The evidence was admitted; but not being stated, we are to assume that it conformed to the offer, and that the plaintiff proved by a witness that at the time of the delivery of the deed to Hannah, the grantor used words to the effect that he delivered it to her for her use, or for her use only. This is confirmed by the ruling of the judge, that as this deed, though made to three mortgagees, was made to secure a several debt due to each of them, it was competent for the plaintiff to show that it was never delivered to Hiram Hubby, or to any one for his benefit.

As we understand the instruction, this court can not concur in the opinion.
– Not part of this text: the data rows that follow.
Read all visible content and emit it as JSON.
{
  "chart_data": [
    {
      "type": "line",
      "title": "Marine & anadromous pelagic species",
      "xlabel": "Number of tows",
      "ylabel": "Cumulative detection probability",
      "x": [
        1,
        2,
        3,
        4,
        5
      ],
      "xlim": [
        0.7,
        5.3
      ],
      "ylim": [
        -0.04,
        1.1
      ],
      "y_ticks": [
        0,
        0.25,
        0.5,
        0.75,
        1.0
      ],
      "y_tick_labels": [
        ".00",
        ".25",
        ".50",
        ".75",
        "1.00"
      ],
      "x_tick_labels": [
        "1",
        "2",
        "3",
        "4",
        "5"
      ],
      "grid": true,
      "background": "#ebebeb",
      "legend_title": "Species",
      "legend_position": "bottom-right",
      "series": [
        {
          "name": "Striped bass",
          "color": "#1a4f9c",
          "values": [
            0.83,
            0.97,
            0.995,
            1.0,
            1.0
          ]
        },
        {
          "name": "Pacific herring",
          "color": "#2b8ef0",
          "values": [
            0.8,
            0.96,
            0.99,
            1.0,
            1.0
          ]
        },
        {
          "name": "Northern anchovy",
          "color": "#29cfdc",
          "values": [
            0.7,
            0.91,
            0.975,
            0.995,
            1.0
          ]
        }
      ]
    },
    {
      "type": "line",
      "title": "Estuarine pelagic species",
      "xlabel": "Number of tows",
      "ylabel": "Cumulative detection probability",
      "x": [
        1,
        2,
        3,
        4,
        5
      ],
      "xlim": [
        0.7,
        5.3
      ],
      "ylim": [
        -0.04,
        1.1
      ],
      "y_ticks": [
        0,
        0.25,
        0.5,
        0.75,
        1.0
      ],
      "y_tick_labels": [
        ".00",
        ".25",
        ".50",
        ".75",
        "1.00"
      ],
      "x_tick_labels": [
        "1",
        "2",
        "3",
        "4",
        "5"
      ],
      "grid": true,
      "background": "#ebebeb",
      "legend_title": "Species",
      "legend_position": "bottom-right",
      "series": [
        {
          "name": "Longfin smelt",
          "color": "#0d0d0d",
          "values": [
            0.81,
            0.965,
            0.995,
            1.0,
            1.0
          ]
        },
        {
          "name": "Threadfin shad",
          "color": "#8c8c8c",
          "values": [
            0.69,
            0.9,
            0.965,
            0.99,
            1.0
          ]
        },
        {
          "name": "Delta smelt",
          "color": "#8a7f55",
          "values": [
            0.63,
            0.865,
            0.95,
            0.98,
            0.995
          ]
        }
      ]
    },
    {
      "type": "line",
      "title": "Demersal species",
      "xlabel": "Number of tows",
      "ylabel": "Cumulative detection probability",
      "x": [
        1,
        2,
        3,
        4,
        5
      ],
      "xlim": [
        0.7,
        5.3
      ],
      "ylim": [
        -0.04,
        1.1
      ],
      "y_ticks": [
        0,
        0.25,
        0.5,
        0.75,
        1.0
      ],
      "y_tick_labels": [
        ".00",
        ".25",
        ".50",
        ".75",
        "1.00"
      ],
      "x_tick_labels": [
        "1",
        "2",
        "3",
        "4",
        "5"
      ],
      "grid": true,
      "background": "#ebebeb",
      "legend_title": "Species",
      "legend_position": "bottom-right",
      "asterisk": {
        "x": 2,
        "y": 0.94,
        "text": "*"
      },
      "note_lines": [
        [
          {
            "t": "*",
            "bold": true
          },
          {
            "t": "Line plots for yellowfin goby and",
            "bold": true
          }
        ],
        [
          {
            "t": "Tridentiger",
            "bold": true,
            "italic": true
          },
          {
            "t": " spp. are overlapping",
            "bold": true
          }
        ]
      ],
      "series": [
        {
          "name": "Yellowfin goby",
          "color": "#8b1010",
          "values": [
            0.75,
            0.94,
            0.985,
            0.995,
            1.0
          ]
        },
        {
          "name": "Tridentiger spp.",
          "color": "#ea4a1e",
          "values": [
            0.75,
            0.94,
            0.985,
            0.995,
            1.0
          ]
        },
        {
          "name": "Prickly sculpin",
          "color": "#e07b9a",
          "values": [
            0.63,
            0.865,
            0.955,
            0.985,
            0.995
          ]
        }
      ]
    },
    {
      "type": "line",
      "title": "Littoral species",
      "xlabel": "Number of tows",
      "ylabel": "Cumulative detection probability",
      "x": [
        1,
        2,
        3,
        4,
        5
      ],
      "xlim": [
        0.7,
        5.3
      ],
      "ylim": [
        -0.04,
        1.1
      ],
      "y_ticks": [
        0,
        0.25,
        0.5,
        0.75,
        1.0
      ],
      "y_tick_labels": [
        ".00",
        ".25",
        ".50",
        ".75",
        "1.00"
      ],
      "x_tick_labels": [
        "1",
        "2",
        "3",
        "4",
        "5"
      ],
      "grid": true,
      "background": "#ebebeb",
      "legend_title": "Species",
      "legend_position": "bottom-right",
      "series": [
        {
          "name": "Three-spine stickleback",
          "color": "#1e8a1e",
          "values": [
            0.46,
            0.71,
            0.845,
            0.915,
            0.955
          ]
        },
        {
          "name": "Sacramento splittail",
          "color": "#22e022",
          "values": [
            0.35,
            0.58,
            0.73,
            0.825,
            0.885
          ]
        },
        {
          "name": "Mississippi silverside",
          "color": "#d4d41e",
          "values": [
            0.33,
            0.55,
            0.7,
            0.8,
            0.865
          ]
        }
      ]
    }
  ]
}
The instrument purports to be a conveyance of the whole property described to the three grantees and their assigns, on one consideration moving from them all, but paid in different proportions, a conditional transfer defeasible upon the payment of several sums to each of them. Such a conveyance vested in them an interest in the goods, and whether this interest is technically a joint interest or an interest in common, is wholly immaterial. It inures to their common benefit; and should the mortgage never be redeemed by the payment of the debts, but be foreclosed, the mortgagees would hold the absolute property in the goods in the proportions of their respective debts: Donnels v. Edwards, 2 Pick. 617. Several interests may be created by a mortgage to secure several debts, but the instrument to two or more is a joint instrument: Burnett v. Pratt, 22 Id. 556.
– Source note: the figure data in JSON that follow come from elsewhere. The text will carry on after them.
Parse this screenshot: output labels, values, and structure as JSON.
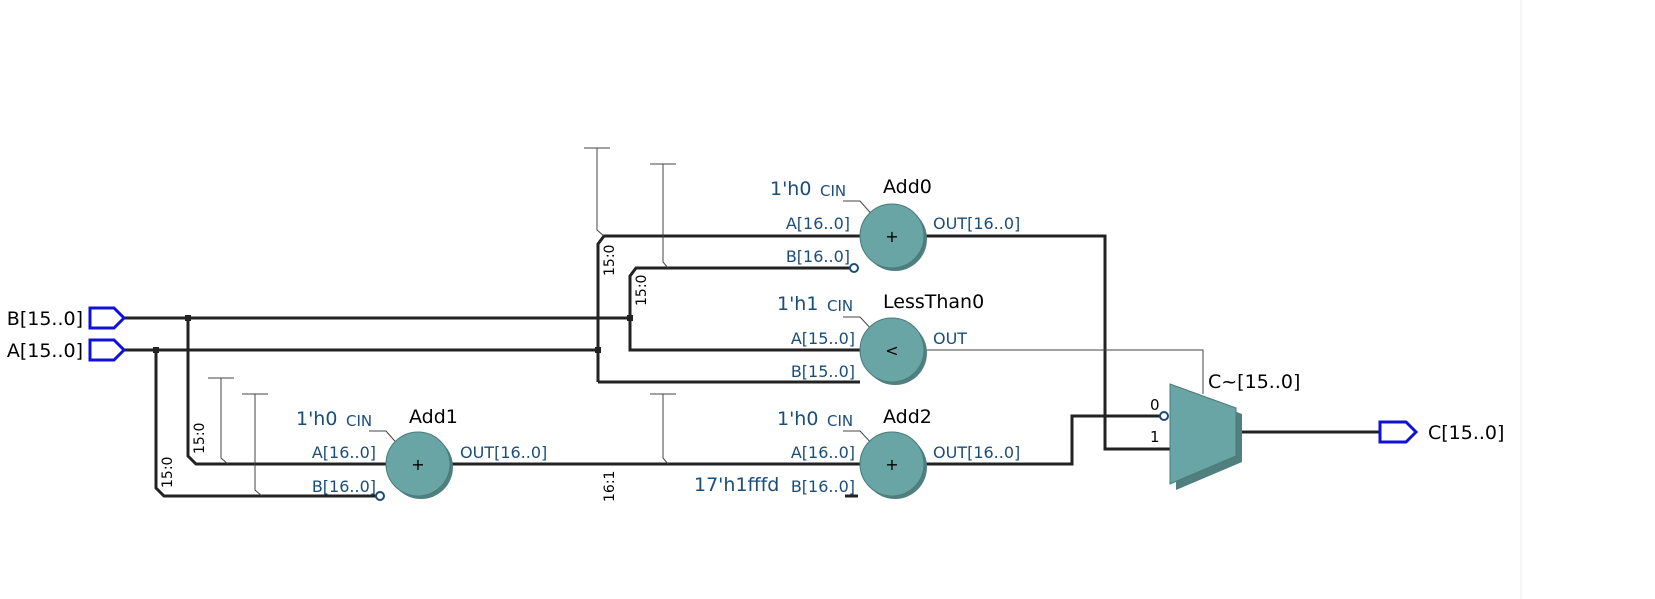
{
  "pins": {
    "b_in": "B[15..0]",
    "a_in": "A[15..0]",
    "c_out": "C[15..0]"
  },
  "nodes": {
    "add0": {
      "name": "Add0",
      "op": "+",
      "cin_value": "1'h0",
      "cin_label": "CIN",
      "port_a": "A[16..0]",
      "port_b": "B[16..0]",
      "port_out": "OUT[16..0]"
    },
    "lessthan0": {
      "name": "LessThan0",
      "op": "<",
      "cin_value": "1'h1",
      "cin_label": "CIN",
      "port_a": "A[15..0]",
      "port_b": "B[15..0]",
      "port_out": "OUT"
    },
    "add1": {
      "name": "Add1",
      "op": "+",
      "cin_value": "1'h0",
      "cin_label": "CIN",
      "port_a": "A[16..0]",
      "port_b": "B[16..0]",
      "port_out": "OUT[16..0]"
    },
    "add2": {
      "name": "Add2",
      "op": "+",
      "cin_value": "1'h0",
      "cin_label": "CIN",
      "port_a": "A[16..0]",
      "port_b": "B[16..0]",
      "port_out": "OUT[16..0]",
      "b_const": "17'h1fffd"
    }
  },
  "mux": {
    "name": "C~[15..0]",
    "in0": "0",
    "in1": "1"
  },
  "bus_labels": {
    "b1": "15:0",
    "b2": "15:0",
    "b3": "15:0",
    "b4": "15:0",
    "b5": "16:1"
  },
  "colors": {
    "node_fill": "#6aa5a5",
    "pin_stroke": "#1010d8",
    "wire": "#222222"
  }
}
This being the character of the instrument signed and sealed by the plaintiff, the court are of opinion, that by the delivery of it to one of the grantees, to inure, as his deed, to such grantee,

it thereby became the deed of the grantor for all the purposes expressed in it; and that it was not competent for the grantor to restrain the operation of it, as his deed, by the use of words, so as to give it effect, as his deed, to one of the grantees, and prevent it from having that effect as to the others. Any other construction would seem to be opposed to the settled rules of law; one of which is, that the effect and operation of a deed must be ascertained from its terms, and can not be varied by parol evidence. No doubt evidence aliunde, parol evidence as well as written, may be given to prove that the deed was not delivered; that it got into the hands of a grantee by fraud or by accident; which, if satisfactory, will prove that it was not the party's deed.
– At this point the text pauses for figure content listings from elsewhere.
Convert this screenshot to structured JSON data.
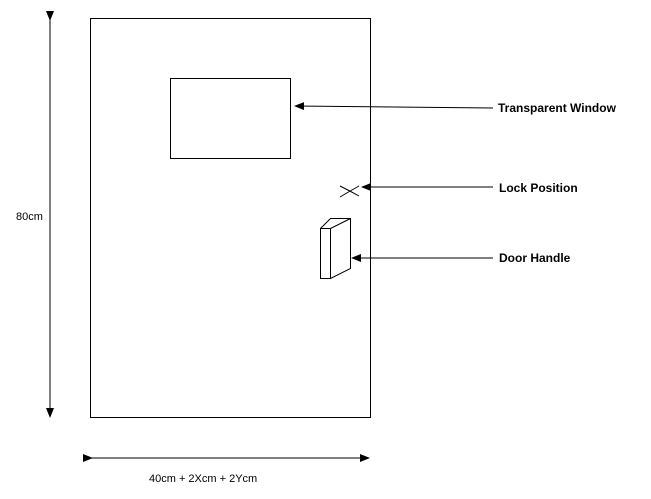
{
  "diagram": {
    "labels": {
      "window": "Transparent Window",
      "lock": "Lock Position",
      "handle": "Door Handle"
    },
    "dimensions": {
      "height": "80cm",
      "width": "40cm + 2Xcm + 2Ycm"
    }
  }
}
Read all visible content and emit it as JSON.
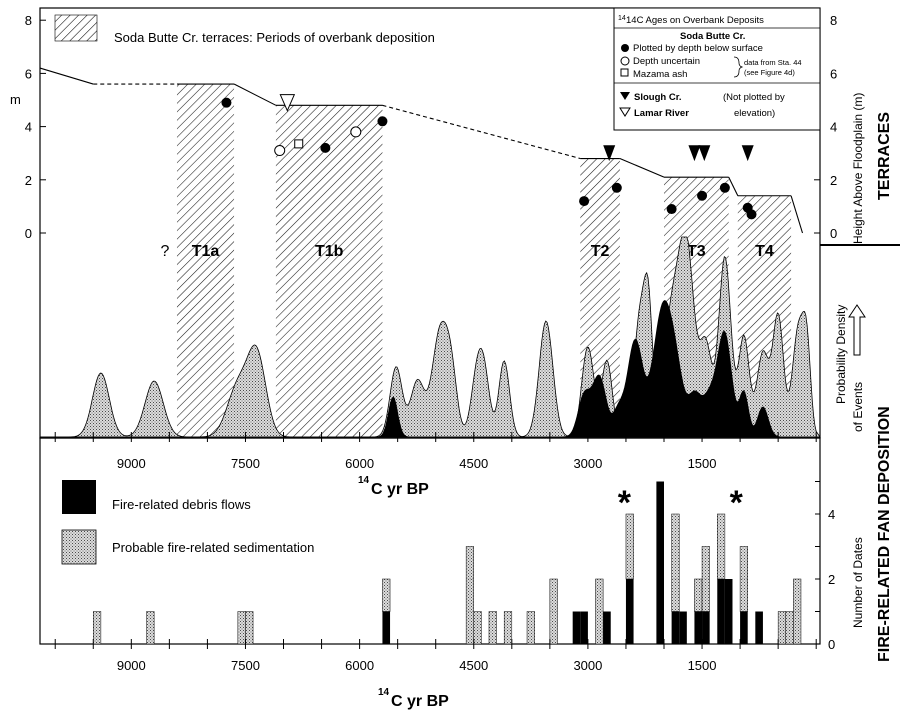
{
  "chart_data": [
    {
      "type": "area",
      "panel": "terraces",
      "axis_x_direction": "decreasing",
      "xlim": [
        10200,
        -50
      ],
      "left_axis": {
        "label": "m",
        "ticks": [
          0,
          2,
          4,
          6,
          8
        ],
        "ylim": [
          -0.3,
          8.6
        ]
      },
      "right_axis": {
        "label": "Height Above Floodplain (m)",
        "ticks": [
          0,
          2,
          4,
          6,
          8
        ]
      },
      "side_title": "TERRACES",
      "legend_hatch": "Soda Butte Cr. terraces: Periods of overbank deposition",
      "terraces": [
        {
          "label": "T1a",
          "x0": 8400,
          "x1": 7650,
          "top": 5.6
        },
        {
          "label": "T1b",
          "x0": 7100,
          "x1": 5700,
          "top": 4.8
        },
        {
          "label": "T2",
          "x0": 3100,
          "x1": 2580,
          "top": 2.8
        },
        {
          "label": "T3",
          "x0": 2000,
          "x1": 1150,
          "top": 2.1
        },
        {
          "label": "T4",
          "x0": 1030,
          "x1": 330,
          "top": 1.4
        }
      ],
      "terrace_question_mark": "?",
      "surface_profile": [
        [
          10200,
          6.2
        ],
        [
          9500,
          5.6
        ],
        [
          8400,
          5.6
        ],
        [
          7650,
          5.6
        ],
        [
          7100,
          4.8
        ],
        [
          5700,
          4.8
        ],
        [
          3100,
          2.8
        ],
        [
          2580,
          2.8
        ],
        [
          2000,
          2.1
        ],
        [
          1150,
          2.1
        ],
        [
          1030,
          1.4
        ],
        [
          330,
          1.4
        ],
        [
          180,
          0
        ]
      ],
      "age_key": {
        "title": "14C Ages on Overbank Deposits",
        "soda_butte_heading": "Soda Butte Cr.",
        "plotted_by_depth": "Plotted by depth below surface",
        "depth_uncertain": "Depth uncertain",
        "mazama_ash": "Mazama ash",
        "note_line1": "data from Sta. 44",
        "note_line2": "(see Figure 4d)",
        "slough": "Slough Cr.",
        "not_plotted_line1": "(Not plotted by",
        "not_plotted_line2": "elevation)",
        "lamar": "Lamar River"
      },
      "soda_butte_ages_plotted": [
        [
          7750,
          4.9
        ],
        [
          6450,
          3.2
        ],
        [
          5700,
          4.2
        ],
        [
          3050,
          1.2
        ],
        [
          2620,
          1.7
        ],
        [
          1900,
          0.9
        ],
        [
          1500,
          1.4
        ],
        [
          1200,
          1.7
        ],
        [
          900,
          0.95
        ],
        [
          850,
          0.7
        ]
      ],
      "soda_butte_ages_depth_uncertain": [
        [
          7050,
          3.1
        ],
        [
          6050,
          3.8
        ]
      ],
      "mazama_ash": [
        [
          6800,
          3.35
        ]
      ],
      "slough_cr_ages": [
        [
          2720
        ],
        [
          1600
        ],
        [
          1470
        ],
        [
          900
        ]
      ],
      "lamar_river_ages": [
        [
          6950
        ],
        [
          1850
        ],
        [
          1020
        ]
      ]
    },
    {
      "type": "area",
      "panel": "fan deposition probability",
      "right_axis_label_line1": "Probability Density",
      "right_axis_label_line2": "of Events",
      "side_title": "FIRE-RELATED FAN DEPOSITION",
      "x_ticks": [
        9000,
        7500,
        6000,
        4500,
        3000,
        1500
      ],
      "xlabel_sup": "14",
      "xlabel": "C yr BP",
      "series": [
        {
          "kind": "probable",
          "peaks": [
            [
              9400,
              110,
              0.32
            ],
            [
              8700,
              120,
              0.28
            ],
            [
              7600,
              140,
              0.25
            ],
            [
              7350,
              120,
              0.4
            ],
            [
              5520,
              80,
              0.35
            ],
            [
              5240,
              90,
              0.28
            ],
            [
              4950,
              100,
              0.5
            ],
            [
              4800,
              80,
              0.3
            ],
            [
              4450,
              80,
              0.33
            ],
            [
              4350,
              70,
              0.22
            ],
            [
              4100,
              70,
              0.38
            ],
            [
              3550,
              90,
              0.58
            ],
            [
              3000,
              80,
              0.45
            ],
            [
              2750,
              70,
              0.38
            ],
            [
              2300,
              90,
              0.65
            ],
            [
              2200,
              50,
              0.4
            ],
            [
              1900,
              110,
              0.6
            ],
            [
              1700,
              100,
              0.9
            ],
            [
              1450,
              80,
              0.45
            ],
            [
              1200,
              80,
              0.9
            ],
            [
              950,
              70,
              0.5
            ],
            [
              700,
              80,
              0.42
            ],
            [
              500,
              70,
              0.6
            ],
            [
              230,
              80,
              0.55
            ],
            [
              120,
              50,
              0.35
            ]
          ]
        },
        {
          "kind": "fire",
          "peaks": [
            [
              5560,
              60,
              0.2
            ],
            [
              3050,
              80,
              0.2
            ],
            [
              2850,
              90,
              0.3
            ],
            [
              2600,
              70,
              0.12
            ],
            [
              2380,
              100,
              0.48
            ],
            [
              2030,
              120,
              0.58
            ],
            [
              1850,
              110,
              0.3
            ],
            [
              1600,
              80,
              0.18
            ],
            [
              1400,
              100,
              0.2
            ],
            [
              1200,
              90,
              0.5
            ],
            [
              950,
              60,
              0.22
            ],
            [
              700,
              70,
              0.15
            ]
          ]
        }
      ]
    },
    {
      "type": "bar",
      "panel": "number of dates",
      "x_ticks": [
        9000,
        7500,
        6000,
        4500,
        3000,
        1500
      ],
      "xlabel_sup": "14",
      "xlabel": "C yr BP",
      "ylabel": "Number of Dates",
      "y_ticks": [
        0,
        2,
        4
      ],
      "ylim": [
        0,
        5.6
      ],
      "legend": [
        {
          "kind": "fire",
          "label": "Fire-related debris flows"
        },
        {
          "kind": "probable",
          "label": "Probable fire-related sedimentation"
        }
      ],
      "asterisk": "*",
      "asterisk_x": [
        2520,
        1050
      ],
      "bin_width": 100,
      "bins": [
        [
          9450,
          0,
          1
        ],
        [
          8750,
          0,
          1
        ],
        [
          7550,
          0,
          1
        ],
        [
          7450,
          0,
          1
        ],
        [
          5650,
          1,
          1
        ],
        [
          4550,
          0,
          3
        ],
        [
          4450,
          0,
          1
        ],
        [
          4250,
          0,
          1
        ],
        [
          4050,
          0,
          1
        ],
        [
          3750,
          0,
          1
        ],
        [
          3450,
          0,
          2
        ],
        [
          3150,
          1,
          0
        ],
        [
          3050,
          1,
          0
        ],
        [
          2850,
          0,
          2
        ],
        [
          2750,
          1,
          0
        ],
        [
          2450,
          2,
          2
        ],
        [
          2050,
          5,
          0
        ],
        [
          1850,
          1,
          3
        ],
        [
          1750,
          1,
          0
        ],
        [
          1550,
          1,
          1
        ],
        [
          1450,
          1,
          2
        ],
        [
          1250,
          2,
          2
        ],
        [
          1150,
          2,
          0
        ],
        [
          950,
          1,
          2
        ],
        [
          750,
          1,
          0
        ],
        [
          450,
          0,
          1
        ],
        [
          350,
          0,
          1
        ],
        [
          250,
          0,
          2
        ]
      ]
    }
  ]
}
The deed could not be delivered as an escrow, because an escrow must be delivered to a stranger, and not to the grantee; and if delivered to a grantee, it is absolute, whatever intent may be shown in words to make it an escrow. It could not be delivered to the grantee conditionally, to take effect upon the happening of a contingency; for that would be contrary to the provisions of the instrument itself: Ward v. Lewis, 4 Pick. 518. We think it is a general rule, that a delivery of a valid instrument to one of several grantees, named in it, makes it the grantees' deed, and is, in law, a delivery to the use of all, according to its terms.

It makes no difference, in our opinion, that the grant was defeasible upon the payment of several sums to the several mortgagees. That might affect the right of redemption, and the mode of obtaining a discharge of the mortgage. But the question here is as to the effect of the deed, before redemption, upon the right of property; and we have no doubt that it vested a right of property in all the mortgagees, either as joint tenants or tenants in common, and for the purposes of this defense, it is immaterial which.

None of the cases cited for the plaintiff establish the position assumed. In the case of Roberts v. Jackson, 1 Wend. 478, evidence aliunde was admitted to show that the deed, or rather the instrument prepared, signed, and sealed in pursuance of a negotiation not carried into effect, was never delivered to anybody, and, of course, never became a deed.

Exceptions sustained.

DELIVERY OF DEED TO ONE OF TWO GRANTEES named therein, withou saying anything of the other, is held ineffectual as to the latter, so that the deed is void as to him, in Hannah v. Swarner, 34 Am. Dec. 442.